The Rev. Al Sharpton said Monday he is not going to "bite the bait" President Donald Trump put out in a set of early morning tweets, during which he called the civil rights leader a conman and accused him of hating white people and police officers.
"He's going to attack the most visible black person that comes across his desk and he thinks he can set a tone," Sharpton told MSNBC's "Morning Joe," calling into the show where he is a frequent guest. "I'm not going to bite the bait."
Sharpton, in the wake of Trump's tweets, posted a photo on Instagram and Twitter showing Trump at a National Action Network convention speaking with Sharpton, singer James Brown, and the Rev. Jesse Jackson.
"Despite the fact that I marched on him about Central Park, he came to my convention," Sharpton said. "Now all of a sudden, I'm all of these names. Fine. The fact of the matter is, I couldn't have conned him to come. He came because he was trying to have it both ways."
Trump, he added, will "do anything, if it's to his advantage."
"We need to stand up and deal with the fact that this president's policies hurt people all over this country . . . we need not get into the sideshow of a man that one minute calls you names and next minute stands up and smiling at your convention," Sharpton said.

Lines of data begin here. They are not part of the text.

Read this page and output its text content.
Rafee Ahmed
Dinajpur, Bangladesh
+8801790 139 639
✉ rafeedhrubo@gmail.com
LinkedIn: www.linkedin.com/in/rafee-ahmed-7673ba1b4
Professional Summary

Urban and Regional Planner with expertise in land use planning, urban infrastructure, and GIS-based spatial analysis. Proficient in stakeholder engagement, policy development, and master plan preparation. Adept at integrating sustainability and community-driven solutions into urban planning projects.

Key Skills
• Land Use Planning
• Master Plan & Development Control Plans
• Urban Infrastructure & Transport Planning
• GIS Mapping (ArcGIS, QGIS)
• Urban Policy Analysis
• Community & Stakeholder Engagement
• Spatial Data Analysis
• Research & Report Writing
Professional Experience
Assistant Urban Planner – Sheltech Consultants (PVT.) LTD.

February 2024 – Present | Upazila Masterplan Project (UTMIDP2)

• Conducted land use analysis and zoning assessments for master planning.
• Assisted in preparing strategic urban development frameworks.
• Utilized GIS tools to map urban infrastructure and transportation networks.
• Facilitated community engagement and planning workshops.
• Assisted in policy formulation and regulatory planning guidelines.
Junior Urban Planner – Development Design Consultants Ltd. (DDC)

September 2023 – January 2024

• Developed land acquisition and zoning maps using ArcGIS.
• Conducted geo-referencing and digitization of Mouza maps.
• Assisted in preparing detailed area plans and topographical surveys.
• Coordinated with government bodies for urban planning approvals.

He also pointed out three weeks after Trump was elected, he called him after seeing him on the MSNBC program and asked him to come to meet with him at his Mar-a-Lago estate.
"Why would you want as president-elect of the United States to meet with a troublemaker and a conman?" Sharpton said.
Sharpton also said Americans must start challenging Republicans seeking re-election over how they back Trump and "tell them that you are co-signers and co-conspirators, and accomplices, to the moral decay that this president is putting forward."